We owe thanks to the literary translators. Huge thanks. Through meticulous and exacting work, carried out in obscurity and often in utter anonymity, these magicians of language open the door to whole new book stacks of wonder; they gift us with new ways of experiencing an expanded world, and new avenues of sharing the human experience. Literary translators dismantle barriers of ignorance and allow us to enter at will into environments that are new in setting, landscape, and atmosphere, and yet familiar in the explored experiences of love, loyalty, duty, humor, deceit, betrayal, fear, despair, and resilience.
Can you imagine being tasked with translating James Joyce's Ulysses into, say German or Mandarin? Or translating the fantastical situations of Gabriel Garcia Marquez from Spanish to Malayam? Garcia Marquez is one of the most popular writers in Kerala -- because of the translators who have brought his works there, making them comprehensible and keeping them beautiful.

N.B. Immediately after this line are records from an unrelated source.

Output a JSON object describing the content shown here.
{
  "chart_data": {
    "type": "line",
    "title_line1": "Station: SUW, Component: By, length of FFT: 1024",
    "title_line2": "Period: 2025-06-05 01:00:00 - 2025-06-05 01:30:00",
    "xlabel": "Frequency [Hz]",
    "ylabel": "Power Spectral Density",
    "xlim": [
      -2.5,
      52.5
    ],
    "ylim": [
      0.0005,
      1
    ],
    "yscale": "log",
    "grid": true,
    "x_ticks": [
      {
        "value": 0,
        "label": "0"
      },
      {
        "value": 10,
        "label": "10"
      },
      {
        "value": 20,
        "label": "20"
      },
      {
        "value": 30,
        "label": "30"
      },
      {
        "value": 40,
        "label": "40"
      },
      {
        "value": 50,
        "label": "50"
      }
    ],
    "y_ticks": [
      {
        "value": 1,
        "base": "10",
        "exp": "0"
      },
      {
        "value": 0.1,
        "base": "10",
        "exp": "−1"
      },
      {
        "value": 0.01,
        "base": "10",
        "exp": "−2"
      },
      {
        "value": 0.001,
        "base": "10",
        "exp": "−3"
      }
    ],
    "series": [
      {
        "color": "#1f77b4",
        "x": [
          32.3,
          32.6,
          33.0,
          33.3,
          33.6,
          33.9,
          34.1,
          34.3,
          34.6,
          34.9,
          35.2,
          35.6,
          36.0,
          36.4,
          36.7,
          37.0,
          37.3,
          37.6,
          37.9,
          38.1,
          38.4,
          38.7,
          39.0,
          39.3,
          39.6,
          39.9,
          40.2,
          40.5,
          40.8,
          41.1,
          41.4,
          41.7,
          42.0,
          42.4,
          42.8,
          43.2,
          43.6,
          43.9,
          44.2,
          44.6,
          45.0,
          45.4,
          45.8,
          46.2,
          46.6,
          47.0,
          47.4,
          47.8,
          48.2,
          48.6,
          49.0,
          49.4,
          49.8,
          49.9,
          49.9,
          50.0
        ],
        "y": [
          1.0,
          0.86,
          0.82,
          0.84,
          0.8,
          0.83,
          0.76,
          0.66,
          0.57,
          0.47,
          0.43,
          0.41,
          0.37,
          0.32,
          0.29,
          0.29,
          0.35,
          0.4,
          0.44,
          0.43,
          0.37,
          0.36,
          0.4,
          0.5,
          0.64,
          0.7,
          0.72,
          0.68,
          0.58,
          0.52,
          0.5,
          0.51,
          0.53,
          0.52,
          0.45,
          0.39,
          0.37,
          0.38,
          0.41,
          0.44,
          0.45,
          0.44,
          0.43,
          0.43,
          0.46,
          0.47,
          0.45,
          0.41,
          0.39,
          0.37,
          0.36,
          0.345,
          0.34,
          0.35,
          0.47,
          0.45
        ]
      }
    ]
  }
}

Translators are the ultimate globalizers: through reading translated works I come to know new corners and spaces of the occupied planet, and out of my growing knowledge comes greater empathy, appreciation, and resonance. My world becomes both larger, through expansion of my experiences, and smaller, through understanding my common and shared humanity. With borders broken down and empathy ignited, the potential for global unity grows. Readers are indebted to translators for breaking down borders and creating these possibilities of global unity.
And what do writers owe their translators? Gratitude, respect, and thanks. My book, Tolstoy and the Purple Chair is now available in a number of languages. I am grateful to all the translators who worked on my book for bringing it to a larger and larger audience; I am full of respect for my wonderful translators, for taking the time to recreate my prose in a way that honors my purpose of understanding grief and sorrow and joy through books; and I offer my heartfelt thanks to all the translators, including Susan Ridder (Dutch translator), Paulo Polzonoff (Portuguese); Anke Caroline Burger and Susanne Hobel (German), Kim Byung-Hwa (Korean), and Eleonora Cadelli (Italian), for creating the multiple bridges that connect one writer to many readers, allowing for a global conversation about an universal experience.
I have heard from people from all corners of the world in the past months, and I am blown away by their praise. And I know I must share that praise with the translators who made the reading of my book possible. Dank u! Obrigado! Vielen Dank! 감사합니다! Molte Grazie!
And by the way, I love my name in Korean: Nina Sangkobichi.